Readers outside the United States may not be aware of the growing pet food poisoning scare that’s been happening in America and Canada.

To cut a long story short it appears that rat poison has been found in some pet foods coming from a single source: Menu Foods in Canada.

The affected dog and cat foods include major brand names such as Iams, Nutro and Eukanuba, as well as own-label products in US retailers like Walmart and Safeway.

To give an idea of the scope of this recall: the Petconnection website is reporting 48 dog food brands and 40 cat food brands are affected – more than 60 million containers in all. The latest update on deceased pets on the same site shows that 2,300 pets are reported as having died from consuming the affected food.

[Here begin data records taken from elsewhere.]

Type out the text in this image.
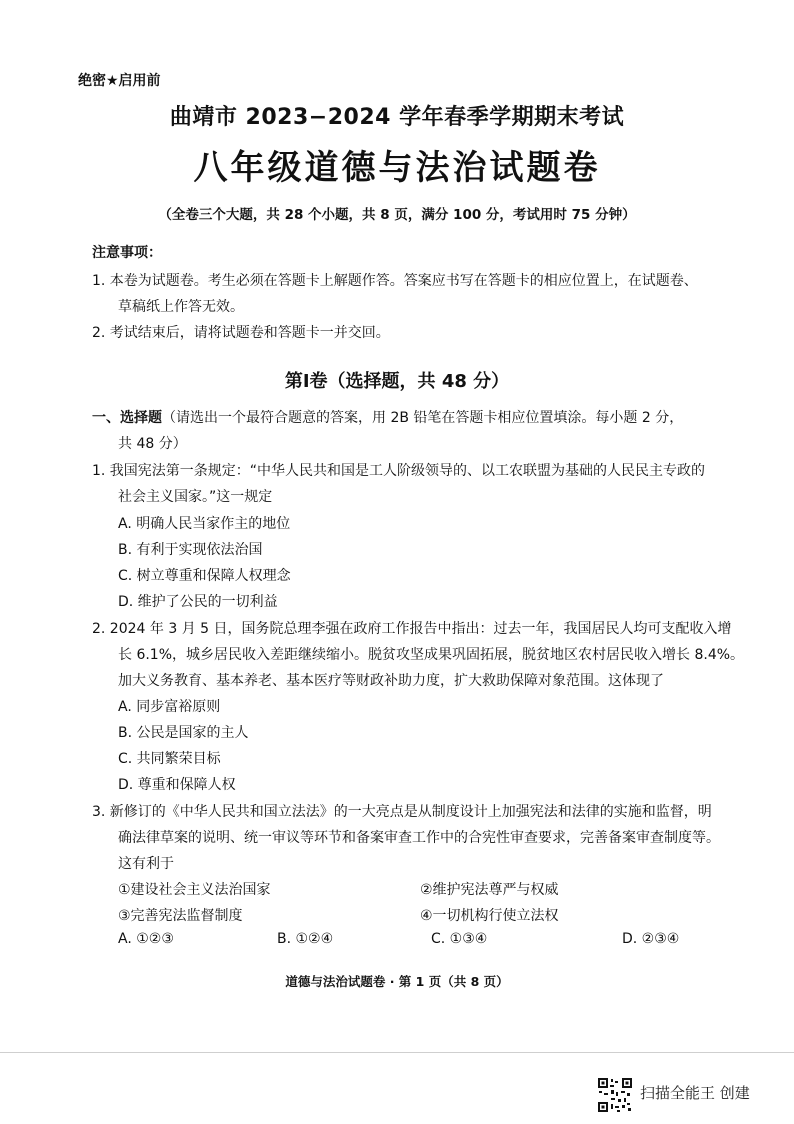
绝密★启用前
曲靖市 2023−2024 学年春季学期期末考试
八年级道德与法治试题卷
（全卷三个大题，共 28 个小题，共 8 页，满分 100 分，考试用时 75 分钟）
注意事项：
1. 本卷为试题卷。考生必须在答题卡上解题作答。答案应书写在答题卡的相应位置上，在试题卷、
草稿纸上作答无效。
2. 考试结束后，请将试题卷和答题卡一并交回。
第Ⅰ卷（选择题，共 48 分）
一、选择题（请选出一个最符合题意的答案，用 2B 铅笔在答题卡相应位置填涂。每小题 2 分，
共 48 分）
1. 我国宪法第一条规定：“中华人民共和国是工人阶级领导的、以工农联盟为基础的人民民主专政的
社会主义国家。”这一规定
A. 明确人民当家作主的地位
B. 有利于实现依法治国
C. 树立尊重和保障人权理念
D. 维护了公民的一切利益
2. 2024 年 3 月 5 日，国务院总理李强在政府工作报告中指出：过去一年，我国居民人均可支配收入增
长 6.1%，城乡居民收入差距继续缩小。脱贫攻坚成果巩固拓展，脱贫地区农村居民收入增长 8.4%。
加大义务教育、基本养老、基本医疗等财政补助力度，扩大救助保障对象范围。这体现了
A. 同步富裕原则
B. 公民是国家的主人
C. 共同繁荣目标
D. 尊重和保障人权
3. 新修订的《中华人民共和国立法法》的一大亮点是从制度设计上加强宪法和法律的实施和监督，明
确法律草案的说明、统一审议等环节和备案审查工作中的合宪性审查要求，完善备案审查制度等。
这有利于
①建设社会主义法治国家	②维护宪法尊严与权威
③完善宪法监督制度	④一切机构行使立法权
A. ①②③	B. ①②④	C. ①③④	D. ②③④
道德与法治试题卷 · 第 1 页（共 8 页）
扫描全能王 创建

The interesting thing here is that the whole sorry saga has ripped away much of the brand equity of the big brands involved.

Many of the brands involved will have spent large sums of money creating a brand – a persona for their product that differentiates it from its competitors.

But the revelation that all these brands come from a single source will make customers question how differentiated the products truly are. It’s quite likely that all the brands have different formulations, but I suspect this detail will be lost on the majority of consumers.

The lesson for brand owners is that while companies can create brand images, the provenance and reality of their products needs to be genuine to the image they create.

Consumers are demanding transparency in brands more than ever before.

Some of the most successful new brands launched in the past few years, such as fruit smoothie brand Innocent, seem to be those that transparently prove the values in their words and deeds.

Brands can’t get away will pulling off a customer con trick in their marketing or public relations any more. Consumers will find out if brands aren’t what they seem, and the internet means that once that’s been discovered the news spreads fast.